Apple Research Investigates Robot Learning by Observing First-Person Videos of Humans

Apple Research Investigates Robot Learning by Observing First-Person Videos of Humans

Apple Research Investigates Robot Learning by Observing First-Person Videos of Humans


# Training Humanoid Robots: Learnings from Apple’s Pioneering Strategy

In an influential paper titled “*Humanoid Policy ∼ Human Policy*,” Apple researchers, in partnership with esteemed organizations such as MIT, Carnegie Mellon, the University of Washington, and UC San Diego, have introduced a pioneering technique for training humanoid robots. This method capitalizes on the features of the Apple Vision Pro, illustrating a new fusion of augmented reality and robotics.

## Robot See, Robot Do

The essence of this research is centered on employing first-person videos of individuals interacting with objects as a training resource for general-purpose robot models. By collecting substantial data from both human and robot demonstrations, the team established a dataset called **PH2D**, which contains over 25,000 human demonstrations alongside 1,500 robot demonstrations. This diverse dataset was subsequently utilized to formulate a unified AI policy capable of directing a real humanoid robot in actual environments.

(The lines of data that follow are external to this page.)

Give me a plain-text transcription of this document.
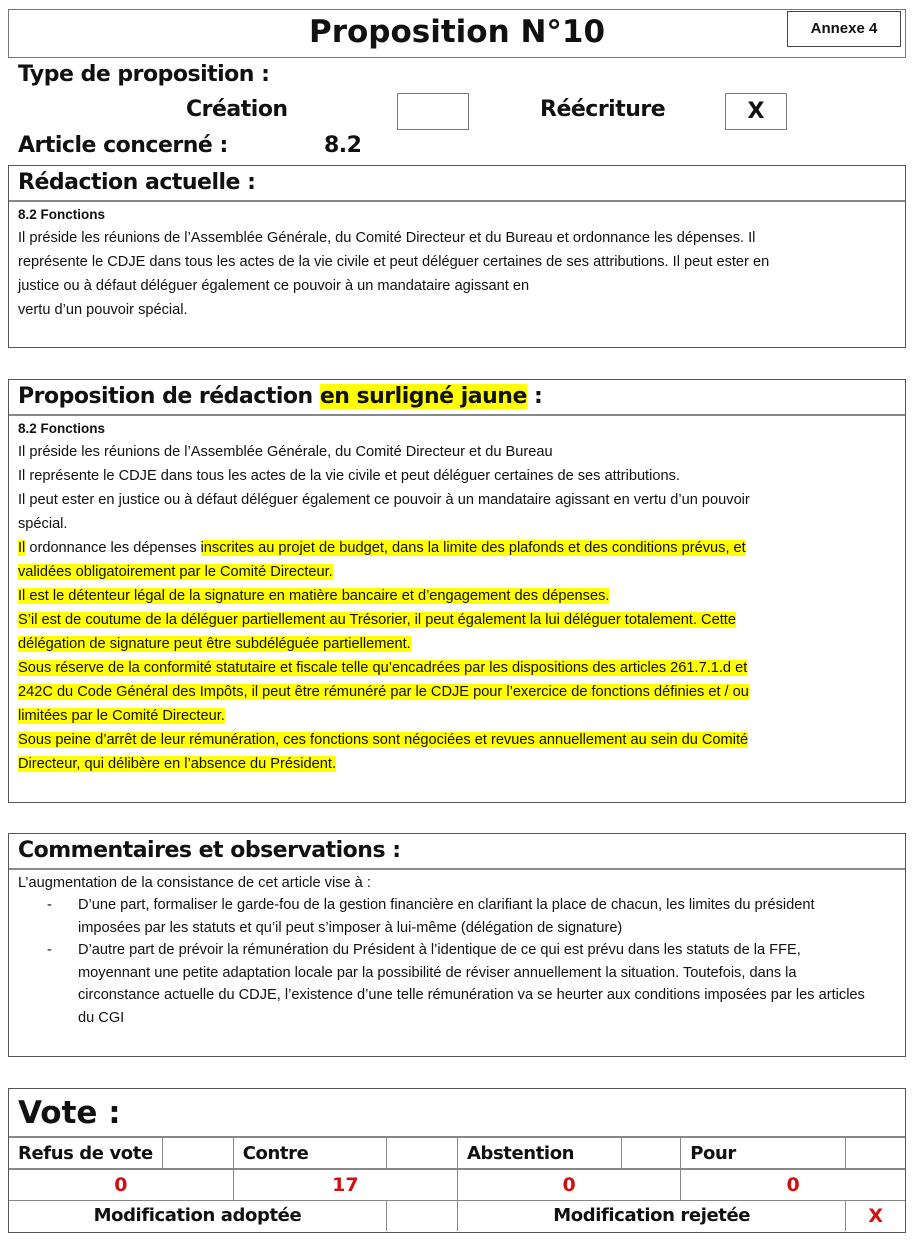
Proposition N°10	Annexe 4
Type de proposition :
Création	Réécriture	X
Article concerné :	8.2
Rédaction actuelle :
8.2 Fonctions
Il préside les réunions de l’Assemblée Générale, du Comité Directeur et du Bureau et ordonnance les dépenses. Il
représente le CDJE dans tous les actes de la vie civile et peut déléguer certaines de ses attributions. Il peut ester en
justice ou à défaut déléguer également ce pouvoir à un mandataire agissant en
vertu d’un pouvoir spécial.
Proposition de rédaction en surligné jaune :
8.2 Fonctions
Il préside les réunions de l’Assemblée Générale, du Comité Directeur et du Bureau
Il représente le CDJE dans tous les actes de la vie civile et peut déléguer certaines de ses attributions.
Il peut ester en justice ou à défaut déléguer également ce pouvoir à un mandataire agissant en vertu d’un pouvoir
spécial.
Il ordonnance les dépenses inscrites au projet de budget, dans la limite des plafonds et des conditions prévus, et
validées obligatoirement par le Comité Directeur.
Il est le détenteur légal de la signature en matière bancaire et d’engagement des dépenses.
S’il est de coutume de la déléguer partiellement au Trésorier, il peut également la lui déléguer totalement. Cette
délégation de signature peut être subdéléguée partiellement.
Sous réserve de la conformité statutaire et fiscale telle qu’encadrées par les dispositions des articles 261.7.1.d et
242C du Code Général des Impôts, il peut être rémunéré par le CDJE pour l’exercice de fonctions définies et / ou
limitées par le Comité Directeur.
Sous peine d’arrêt de leur rémunération, ces fonctions sont négociées et revues annuellement au sein du Comité
Directeur, qui délibère en l’absence du Président.
Commentaires et observations :
L’augmentation de la consistance de cet article vise à :
- D’une part, formaliser le garde-fou de la gestion financière en clarifiant la place de chacun, les limites du président imposées par les statuts et qu’il peut s’imposer à lui-même (délégation de signature)
- D’autre part de prévoir la rémunération du Président à l’identique de ce qui est prévu dans les statuts de la FFE, moyennant une petite adaptation locale par la possibilité de réviser annuellement la situation. Toutefois, dans la circonstance actuelle du CDJE, l’existence d’une telle rémunération va se heurter aux conditions imposées par les articles du CGI
Vote :
Refus de vote		Contre		Abstention		Pour	
0		17		0		0	
Modification adoptée				Modification rejetée			X
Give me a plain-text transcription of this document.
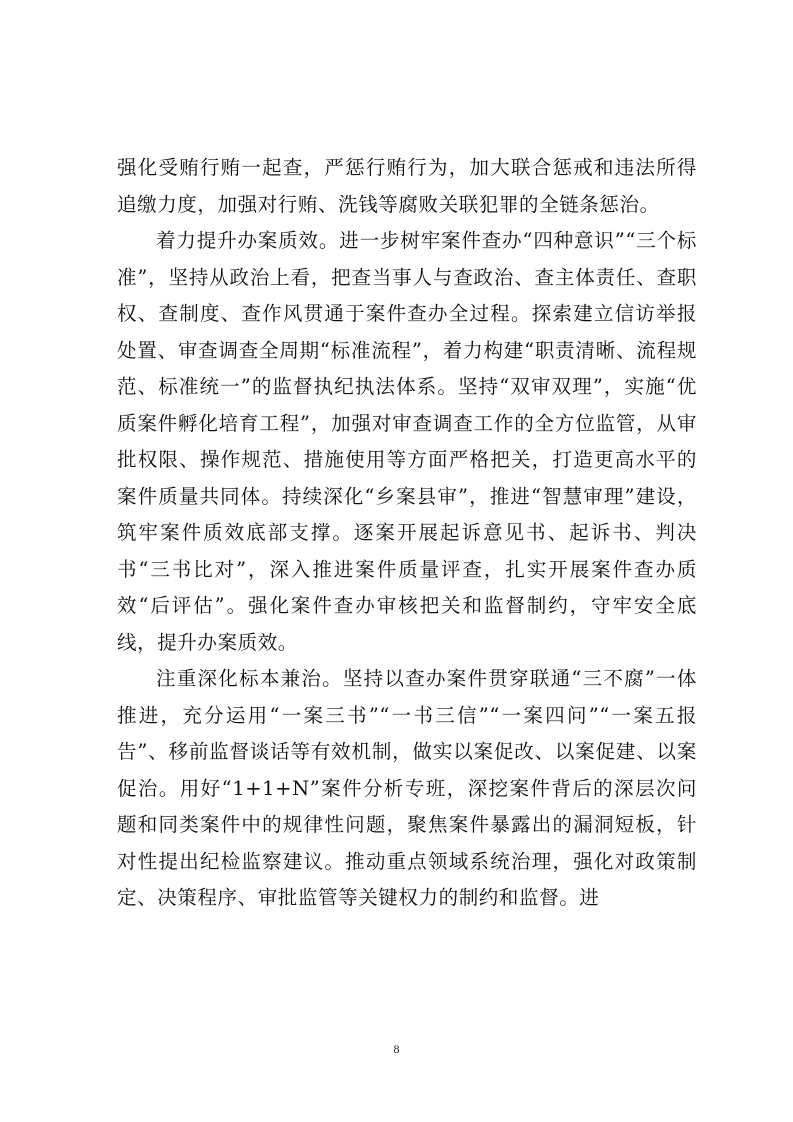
强化受贿行贿一起查，严惩行贿行为，加大联合惩戒和违法所得追缴力度，加强对行贿、洗钱等腐败关联犯罪的全链条惩治。

着力提升办案质效。进一步树牢案件查办“四种意识”“三个标准”，坚持从政治上看，把查当事人与查政治、查主体责任、查职权、查制度、查作风贯通于案件查办全过程。探索建立信访举报处置、审查调查全周期“标准流程”，着力构建“职责清晰、流程规范、标准统一”的监督执纪执法体系。坚持“双审双理”，实施“优质案件孵化培育工程”，加强对审查调查工作的全方位监管，从审批权限、操作规范、措施使用等方面严格把关，打造更高水平的案件质量共同体。持续深化“乡案县审”，推进“智慧审理”建设，筑牢案件质效底部支撑。逐案开展起诉意见书、起诉书、判决书“三书比对”，深入推进案件质量评查，扎实开展案件查办质效“后评估”。强化案件查办审核把关和监督制约，守牢安全底线，提升办案质效。

注重深化标本兼治。坚持以查办案件贯穿联通“三不腐”一体推进，充分运用“一案三书”“一书三信”“一案四问”“一案五报告”、移前监督谈话等有效机制，做实以案促改、以案促建、以案促治。用好“1+1+N”案件分析专班，深挖案件背后的深层次问题和同类案件中的规律性问题，聚焦案件暴露出的漏洞短板，针对性提出纪检监察建议。推动重点领域系统治理，强化对政策制定、决策程序、审批监管等关键权力的制约和监督。进

8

As the authors of the paper clarify, training manipulation policies for humanoid robots with varied data sources substantially improves their robustness and ability to generalize across different tasks and platforms. Conventional methods, which heavily depend on robot demonstrations, tend to be time-consuming and expensive, making scalability challenging. The researchers aimed for a more efficient approach by investigating egocentric human demonstrations as a scalable source of training data for robotic learning.

## Cheaper, Faster Training

To aid the gathering of training data, the research team created an application for the Apple Vision Pro that records video from the device’s bottom-left camera while utilizing Apple’s ARKit to monitor 3D head and hand movements. In an effort to develop a more economical alternative, they also engineered a 3D-printed mount allowing a ZED Mini Stereo camera to be attached to other headsets, such as the Meta Quest 3, ensuring similar 3D motion tracking at a lower cost.

This creative arrangement permits the researchers to capture high-quality demonstrations in just seconds, signifying a major advancement over traditional teleoperation techniques that are often slower, more costly, and more challenging to scale. Notably, considering human movements typically exceed robot speeds, the researchers modified the training procedure by reducing the speed of human demonstrations by a factor of four, allowing the robots to synchronize without necessitating further changes.

## The Human Action Transformer (HAT)

Central to this investigation is the **Human Action Transformer (HAT)**, a model crafted to learn from both human and robot demonstrations within a cohesive framework. Instead of dividing the data by source (humans vs. robots), HAT amalgamates the information to create a single policy that applies to both types of entities. This methodology not only boosts the system’s flexibility but also enhances data efficiency.

In various trials, this combined training technique empowered the robot to address more intricate tasks, including challenges it had not faced before, surpassing traditional training approaches. The findings highlight the promise of this innovative strategy in enhancing humanoid robot capabilities.

## Conclusion

The research detailed in “*Humanoid Policy ∼ Human Policy*” paves the way for thrilling opportunities in the field of robotics. By leveraging human demonstrations and employing advanced tools like the Apple Vision Pro, the researchers have established a foundation for more efficient and effective training methods for humanoid robots.

This study offers a fascinating examination of how human actions can inform and elevate robotic capabilities, marking it as a significant contribution to the robotics domain. As we progress towards a future where humanoid robots may become widespread, the ramifications of this research inspire both anticipation and reflection.

What are your perspectives on the evolution of humanoid robots? Do they excite you, raise concerns, or do you view them as superfluous? Share your thoughts in the comments!